While looking for a picture I had taken on one of our vacations back to Cape, I ran across this 2006 picture of a Missourian under my van. Who knows why I shot it? Maybe I wanted to gripe if it was a pattern.
That got me thinking about my changing newspaper habits. When I used to go on a road trip, Wife Lila would give me a $10 roll of quarters to drop in newspaper vending machines outside motels and eateries along the way. I gradually stopped doing that when dinky dailies wanted a buck or more for 12 pages of mostly advertising and press releases.
I realized the other day that I left West Palm Beach on March 17, and, so far as I can remember, haven’t bought a single paper along the way. Even when I was in motels that gave them away free, I didn’t bother to grab one from the lobby.
Still a news junkie
Don’t get me wrong, I’m still a news junkie. When I get up in the morning, I check for email and Facebook messages, then I turn to the USA Today ap on my tablet (I’m not crazy about USA Today, but their ap is clean and easy to use). After that, I check out Google News. If I have a lot of time, I’ll visit Digg.

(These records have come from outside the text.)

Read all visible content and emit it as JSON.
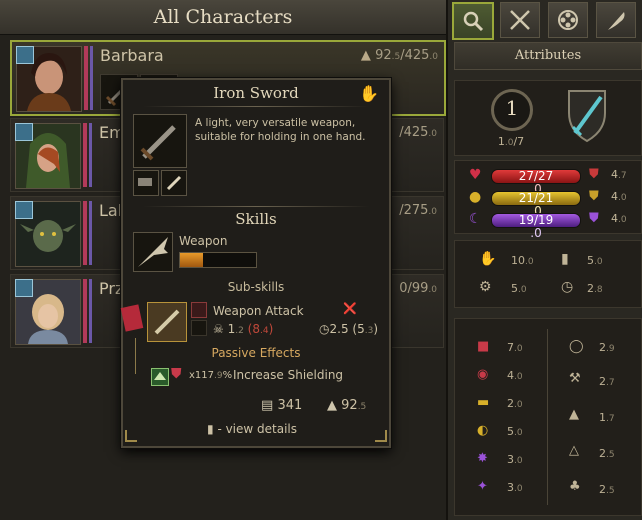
{
  "list": {
    "title": "All Characters",
    "characters": [
      {
        "name": "Barbara",
        "weight_int": "92",
        "weight_dec": ".5",
        "capacity": "/425",
        "capacity_dec": ".0"
      },
      {
        "name": "Em",
        "weight_int": "",
        "weight_dec": "",
        "capacity": "/425",
        "capacity_dec": ".0"
      },
      {
        "name": "Lah",
        "weight_int": "",
        "weight_dec": "",
        "capacity": "/275",
        "capacity_dec": ".0"
      },
      {
        "name": "Prz",
        "weight_int": "",
        "weight_dec": "",
        "capacity": "0/99",
        "capacity_dec": ".0"
      }
    ]
  },
  "tabs": [
    "search-icon",
    "crossed-swords-icon",
    "shield-emblem-icon",
    "feather-icon"
  ],
  "attributes": {
    "title": "Attributes",
    "level": "1",
    "xp": "1",
    "xp_dec": ".0",
    "xp_max": "/7",
    "bars": [
      {
        "icon": "heart-icon",
        "text": "27/27",
        "text_dec": ".0",
        "color": "#c8232a",
        "icon2": "shield-red-icon",
        "val": "4",
        "val_dec": ".7"
      },
      {
        "icon": "coin-icon",
        "text": "21/21",
        "text_dec": ".0",
        "color": "#c9a51c",
        "icon2": "shield-gold-icon",
        "val": "4",
        "val_dec": ".0"
      },
      {
        "icon": "moon-icon",
        "text": "19/19",
        "text_dec": ".0",
        "color": "#8a3fc4",
        "icon2": "shield-purple-icon",
        "val": "4",
        "val_dec": ".0"
      }
    ],
    "mid": [
      {
        "icon": "thumb-up-icon",
        "val": "10",
        "val_dec": ".0"
      },
      {
        "icon": "boot-icon",
        "val": "5",
        "val_dec": ".0"
      },
      {
        "icon": "gears-icon",
        "val": "5",
        "val_dec": ".0"
      },
      {
        "icon": "clock-icon",
        "val": "2",
        "val_dec": ".8"
      }
    ],
    "left_col": [
      {
        "icon": "muscle-icon",
        "val": "7",
        "val_dec": ".0"
      },
      {
        "icon": "eye-icon",
        "val": "4",
        "val_dec": ".0"
      },
      {
        "icon": "book-icon",
        "val": "2",
        "val_dec": ".0"
      },
      {
        "icon": "owl-icon",
        "val": "5",
        "val_dec": ".0"
      },
      {
        "icon": "star-burst-icon",
        "val": "3",
        "val_dec": ".0"
      },
      {
        "icon": "comet-icon",
        "val": "3",
        "val_dec": ".0"
      }
    ],
    "right_col": [
      {
        "icon": "basket-icon",
        "val": "2",
        "val_dec": ".9"
      },
      {
        "icon": "hammer-icon",
        "val": "2",
        "val_dec": ".7"
      },
      {
        "icon": "flask-icon",
        "val": "1",
        "val_dec": ".7"
      },
      {
        "icon": "candle-icon",
        "val": "2",
        "val_dec": ".5"
      },
      {
        "icon": "clover-icon",
        "val": "2",
        "val_dec": ".5"
      }
    ]
  },
  "tooltip": {
    "title": "Iron Sword",
    "description": "A light, very versatile weapon, suitable for holding in one hand.",
    "skills_title": "Skills",
    "skill_name": "Weapon",
    "skill_progress": 0.3,
    "subskills_title": "Sub-skills",
    "subskill_name": "Weapon Attack",
    "kill_int": "1",
    "kill_dec": ".2",
    "kill_paren_open": "(",
    "kill_paren_int": "8",
    "kill_paren_dec": ".4",
    "kill_paren_close": ")",
    "time_int": "2",
    "time_dec": ".5",
    "time_paren_open": "(",
    "time_paren_int": "5",
    "time_paren_dec": ".3",
    "time_paren_close": ")",
    "passive_title": "Passive Effects",
    "passive_mult": "x117",
    "passive_mult_dec": ".9",
    "passive_pct": "%",
    "passive_name": "Increase Shielding",
    "value": "341",
    "weight_int": "92",
    "weight_dec": ".5",
    "hint": "- view details"
  }
}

The other day The New York Times offered me three months of digital access for $5. I’ll cancel it just before it jumps to five bucks a week.
I’ll dip into The Missourian’s website (which I pay for) and take a quick glance at The Palm Beach Post’s headlines.
Even with my employee discount, The Post subscription costs enough that Lila and I debate renewing it now that has become the Incredible Shrinking Newspaper. The other night I told her she could stop saving them up for me like she’s done on all my other trips. “I’ve already seen the world, state, and regional news and comics online, and I don’t care about who was shot or in a car wreck overnight.”
The Three Bs
Post Editor Eddie Sears used to say that newspapers would survive because of the Three Bs: Breakfast, Bathroom and Beach. I’m OK with the first two and never go to the beach, so I’m not so sure survival is in the cards.